Bat Masterson turned up in San Diego. He was working as a detective and recruited Wyatt to join him on a quick trip to bring back a murder suspect. Josephine joined them, and they spent a pleasant day in Ensenada, notable for a great Mexican dinner and some jewelry shopping, and soon they were all back on board the small boat to San Diego with their prisoner. It turned out to be a memorable trip because of an altercation that occurred not with the fugitive but with the captain of the ship, who demanded that Josephine and Wyatt vacate their cabin to make way for the general of the Mexican army and his staff. Wyatt refused.

Considering the men that Wyatt had killed as sole judge, jury, and executioner during the Tombstone Vendetta Ride, Josephine could not help reflecting on this unexpected showdown. She was confused and sleepless in their cabin, while Wyatt slept like a baby. Her husband had always stood on the side of the law, but this time she believed he had been in the wrong; the captain was the master of the ship, and surely his jurisdiction put everyone under an obligation to follow his orders. Wyatt defended his actions:

“When laws are made, Josie,” he explained, “and certain powers are entrusted to a man, it is expected that the man will measure up to his trust; that he will play no favorites in the use of that power. That captain is too small for his job. He demanded that we give up our rights so that he could favor someone he wanted to impress. He was outside of his rights in that and I couldn't keep my self-respect except by refusing. If it should come before a fair court, I would be upheld by the law and he knew it or he wouldn't have let me get by with it.”

“Well, I could see his point clearly enough,” she reflected, “but I still would not have had courage to defy the captain of the ship in strange waters. I'd still be willing to let the brass buttons have the right of way.”

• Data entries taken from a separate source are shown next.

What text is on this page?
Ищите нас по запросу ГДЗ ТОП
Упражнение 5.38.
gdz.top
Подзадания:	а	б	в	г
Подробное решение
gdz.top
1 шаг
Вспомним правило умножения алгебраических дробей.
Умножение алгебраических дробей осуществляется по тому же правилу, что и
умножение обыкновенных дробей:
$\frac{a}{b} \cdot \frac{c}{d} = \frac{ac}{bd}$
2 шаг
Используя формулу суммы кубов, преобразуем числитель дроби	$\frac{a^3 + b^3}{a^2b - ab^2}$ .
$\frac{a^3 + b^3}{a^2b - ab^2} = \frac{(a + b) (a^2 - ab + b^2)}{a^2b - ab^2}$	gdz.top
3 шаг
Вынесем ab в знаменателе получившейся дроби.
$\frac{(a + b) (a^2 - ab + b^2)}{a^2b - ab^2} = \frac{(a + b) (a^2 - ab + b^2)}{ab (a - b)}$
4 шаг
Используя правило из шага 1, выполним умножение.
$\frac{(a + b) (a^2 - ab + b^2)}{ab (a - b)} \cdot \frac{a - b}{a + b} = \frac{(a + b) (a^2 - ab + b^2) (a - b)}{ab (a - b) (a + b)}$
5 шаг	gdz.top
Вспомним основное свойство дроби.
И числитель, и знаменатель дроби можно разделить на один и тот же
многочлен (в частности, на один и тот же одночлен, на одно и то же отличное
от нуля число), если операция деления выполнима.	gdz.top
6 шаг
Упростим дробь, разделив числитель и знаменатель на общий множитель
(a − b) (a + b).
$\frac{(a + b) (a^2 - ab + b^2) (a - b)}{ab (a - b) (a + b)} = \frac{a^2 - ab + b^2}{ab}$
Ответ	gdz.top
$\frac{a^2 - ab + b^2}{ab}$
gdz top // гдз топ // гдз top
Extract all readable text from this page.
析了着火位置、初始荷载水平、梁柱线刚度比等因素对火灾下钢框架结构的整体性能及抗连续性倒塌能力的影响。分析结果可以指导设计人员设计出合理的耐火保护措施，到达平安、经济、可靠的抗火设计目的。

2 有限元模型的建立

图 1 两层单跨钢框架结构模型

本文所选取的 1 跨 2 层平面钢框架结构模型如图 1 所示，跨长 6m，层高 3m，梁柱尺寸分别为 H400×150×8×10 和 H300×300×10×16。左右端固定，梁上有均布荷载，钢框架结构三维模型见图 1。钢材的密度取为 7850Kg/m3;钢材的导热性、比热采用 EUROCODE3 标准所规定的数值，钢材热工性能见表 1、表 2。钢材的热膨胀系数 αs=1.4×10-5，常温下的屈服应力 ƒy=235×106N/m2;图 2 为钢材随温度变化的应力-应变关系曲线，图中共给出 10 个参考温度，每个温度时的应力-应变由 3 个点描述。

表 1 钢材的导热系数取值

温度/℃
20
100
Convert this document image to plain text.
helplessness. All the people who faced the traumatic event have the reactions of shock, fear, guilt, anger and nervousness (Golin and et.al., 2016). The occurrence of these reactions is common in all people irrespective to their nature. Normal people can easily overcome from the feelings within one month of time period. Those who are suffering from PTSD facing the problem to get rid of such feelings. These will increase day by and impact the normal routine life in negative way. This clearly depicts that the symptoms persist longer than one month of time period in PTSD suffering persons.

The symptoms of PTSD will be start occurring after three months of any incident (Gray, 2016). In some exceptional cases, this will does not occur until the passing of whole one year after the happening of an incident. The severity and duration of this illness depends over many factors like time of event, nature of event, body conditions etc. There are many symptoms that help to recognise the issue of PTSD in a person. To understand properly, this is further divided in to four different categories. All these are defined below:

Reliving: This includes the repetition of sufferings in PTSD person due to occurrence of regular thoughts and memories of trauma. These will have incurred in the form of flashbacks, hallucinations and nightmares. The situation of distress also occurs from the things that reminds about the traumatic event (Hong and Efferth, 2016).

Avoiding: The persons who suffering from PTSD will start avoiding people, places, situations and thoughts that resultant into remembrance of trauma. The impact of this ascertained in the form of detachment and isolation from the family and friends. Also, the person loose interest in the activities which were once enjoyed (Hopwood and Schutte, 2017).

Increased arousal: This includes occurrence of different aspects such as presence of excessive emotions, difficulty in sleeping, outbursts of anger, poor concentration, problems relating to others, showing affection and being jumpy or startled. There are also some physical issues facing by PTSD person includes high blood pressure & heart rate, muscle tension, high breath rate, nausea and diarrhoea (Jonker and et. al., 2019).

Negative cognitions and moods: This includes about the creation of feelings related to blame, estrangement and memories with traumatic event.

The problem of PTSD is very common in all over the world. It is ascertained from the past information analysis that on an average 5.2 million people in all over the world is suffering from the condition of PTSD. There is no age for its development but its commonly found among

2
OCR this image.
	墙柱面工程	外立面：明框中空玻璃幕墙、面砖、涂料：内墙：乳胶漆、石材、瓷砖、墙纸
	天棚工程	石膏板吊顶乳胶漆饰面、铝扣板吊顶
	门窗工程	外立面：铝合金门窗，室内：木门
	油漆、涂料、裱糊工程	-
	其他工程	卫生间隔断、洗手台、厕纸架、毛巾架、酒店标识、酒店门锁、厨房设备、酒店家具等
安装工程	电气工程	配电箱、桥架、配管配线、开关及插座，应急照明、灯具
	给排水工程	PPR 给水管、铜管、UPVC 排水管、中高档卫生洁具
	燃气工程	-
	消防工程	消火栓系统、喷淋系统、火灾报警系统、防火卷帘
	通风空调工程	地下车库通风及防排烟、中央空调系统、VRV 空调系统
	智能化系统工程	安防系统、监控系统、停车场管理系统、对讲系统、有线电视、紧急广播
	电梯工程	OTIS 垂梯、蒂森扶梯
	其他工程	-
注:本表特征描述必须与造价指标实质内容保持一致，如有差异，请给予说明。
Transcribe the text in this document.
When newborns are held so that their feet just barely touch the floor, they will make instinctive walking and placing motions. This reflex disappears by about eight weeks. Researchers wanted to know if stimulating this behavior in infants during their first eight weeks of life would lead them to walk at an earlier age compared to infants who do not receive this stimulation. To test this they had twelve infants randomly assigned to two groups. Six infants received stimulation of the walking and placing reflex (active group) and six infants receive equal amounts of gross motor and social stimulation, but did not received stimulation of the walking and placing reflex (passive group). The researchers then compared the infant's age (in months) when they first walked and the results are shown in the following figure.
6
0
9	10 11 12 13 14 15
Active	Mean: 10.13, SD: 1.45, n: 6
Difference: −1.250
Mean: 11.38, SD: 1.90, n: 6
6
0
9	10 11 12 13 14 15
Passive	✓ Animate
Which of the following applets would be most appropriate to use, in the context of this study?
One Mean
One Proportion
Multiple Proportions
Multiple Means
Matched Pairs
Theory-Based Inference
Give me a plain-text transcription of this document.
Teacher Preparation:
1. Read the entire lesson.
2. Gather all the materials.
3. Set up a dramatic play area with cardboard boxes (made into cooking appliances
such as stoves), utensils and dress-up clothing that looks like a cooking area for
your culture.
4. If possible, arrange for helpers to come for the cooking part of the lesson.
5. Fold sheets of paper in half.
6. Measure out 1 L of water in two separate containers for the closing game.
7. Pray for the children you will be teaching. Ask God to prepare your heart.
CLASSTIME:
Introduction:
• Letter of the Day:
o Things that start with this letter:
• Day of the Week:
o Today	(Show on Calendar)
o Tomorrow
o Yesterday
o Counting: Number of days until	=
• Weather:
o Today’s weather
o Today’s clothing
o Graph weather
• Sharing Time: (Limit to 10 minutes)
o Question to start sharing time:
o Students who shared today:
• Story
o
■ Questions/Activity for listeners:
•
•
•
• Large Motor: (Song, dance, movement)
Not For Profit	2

This was as close to doubt or disapproval about Wyatt as Josephine ever went. The captain with his brass buttons who was “too small for his job” sounded a lot like Johnny Behan. Wyatt's definition of justice allowed him to select those legal requirements he would obey. Self-confidence and real-time decision-making were essential to Earp ethics: decide now, and hope for a smart judge later. Josephine did not criticize Wyatt, but neither was she wholeheartedly endorsing his philosophy.

WYATT'S LAW ENFORCEMENT
assignment with Bat was a temporary distraction from what Josephine loved best about San Diego: horseracing. The sport provided a substantial source of income and delight for Wyatt, plus a dangerous new passion for Josephine. “He bought only one car in his life,” Josephine noted, but he never lost his childhood love of horses. She was talking about her own inclinations, as well as Wyatt's, when she observed that “this love of horseflesh, coupled with his susceptibility to the wiles of Lady Luck, formed a combination that made it almost inevitable that at some time during his career the horse-racing game should claim him.” Their first racehorse, Atto Rex, was Wyatt's prize in a high-stakes poker game. His prowess as a stable owner grew from there. When his horses were successful, Wyatt enjoyed buying gifts of jewelry for Josephine: once, it was a beautiful ruby bracelet; another time, a sparkling brooch in the form of a peacock encrusted with diamonds.

Josephine liked traveling around the California racing circuit and being a welcome guest in glamorous hotels, like Hollenbeck's in Los Angeles, which attracted many of the Arizona old-timers, and Lucky Baldwin's hotel in San Francisco. She knew the name and age of every horse, and crooned to them in their stables. Wyatt sometimes rode the horses to victory himself, but as their stable grew, they hired some of the best jockeys of the day and outfitted them in the Earp racing colors—navy blue polka dots on a white field.